Pendapat kedua menyatakan, menangis tidak membatalkan shalat secara mutlak. Alasannya, menangis bukanlah bagian dari perkataan manusia menurut pengertian bahasa, serta tidak dapat dipastikan huruf-huruf yang keluar darinya.
"Dengan kata 'Wad dhahka' yang artinya tertawa, terkecualikan senyuman, sehingga tidak membatalkan shalat, karena telah diriwayatkan dari Nabi saw bahwa beliau melakukannya dalam shalat. Dimaafkan pula sedikit ucapan menurut hitungan adat, sebagaimana adat yang menjadi rujukan dalam menentukan jumlah huruf dalam suatu kata, bukan apa yang telah ditetapkan oleh para ahli nahwu dan bahasa." (Ar-Ramli, Nihayatul Muhtaj ila Syarhil Minhaj, jilid II, [Beirut; Dar al-Fikr, 1984] halaman 36).
Oleh sebab itu, tangisan dianggap mirip dengan suara yang tidak disengaja dan tidak termasuk pembatal shalat.
Penjelasan serupa juga dapat ditemukan dalam kitab Syarhul Mahalli. Dalam kitab ini ditegaskan, ulama Syafi'i memiliki dua pandangan sama, yaitu pendapat kuat menyatakan batal jika keluar dua huruf, sedangkan pendapat lainnya menyatakan tidak batal karena menangis bukan jenis perkataan.

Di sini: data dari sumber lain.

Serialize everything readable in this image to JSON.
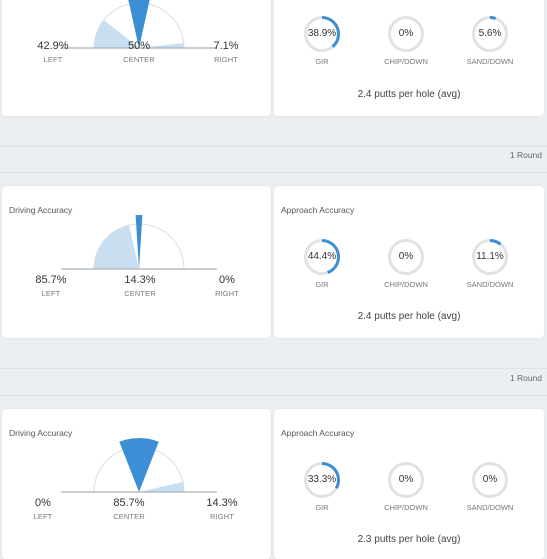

(والأصح أن التنحنح والضحك والبكاء والأنين والنفخ إن ظهر به أي بكل مما ذكر (حرفان بطلت وإلا فلا) تبطل به ، والثاني لا تبطل به مطلقا لأنه ليس من جنس الكلام
Artinya:
"Dan pendapat Al-Ashah menyatakan bahwa berdehem, tertawa, menangis, merintih, dan meniup, bila tampak dari perbuatan tersebut dua huruf, maka batal shalatnya, tetapi jika tidak tampak maka shalatnya tidak batal dengannya. Sementara pendapat menyatakan shalat sama sekali tidak batal sebab hal-hal tersebut, karena bukan dari jenis perkataan." (Al-Mahalli, Syarhul Mahalli pada Hasyiyata Qulyubi wa 'Umairah, jilid II, halaman 499).
Dari penjelasan para ulama tersebut dapat dipahami bahwa hukum menangis dalam shalat tidak berdiri sendiri, tetapi bergantung pada bentuk dan dampaknya.
Tangisan yang muncul secara alami karena kekhusyukan, rasa takut kepada Allah, atau penyesalan atas dosa, dan tidak disertai suara jelas yang membentuk huruf, tidak membatalkan shalat.
Dengan demikian, pemahaman ini diharapkan dapat menenangkan umat muslim agar tetap fokus menjaga kekhusyukan shalat tanpa rasa khawatir berlebihan.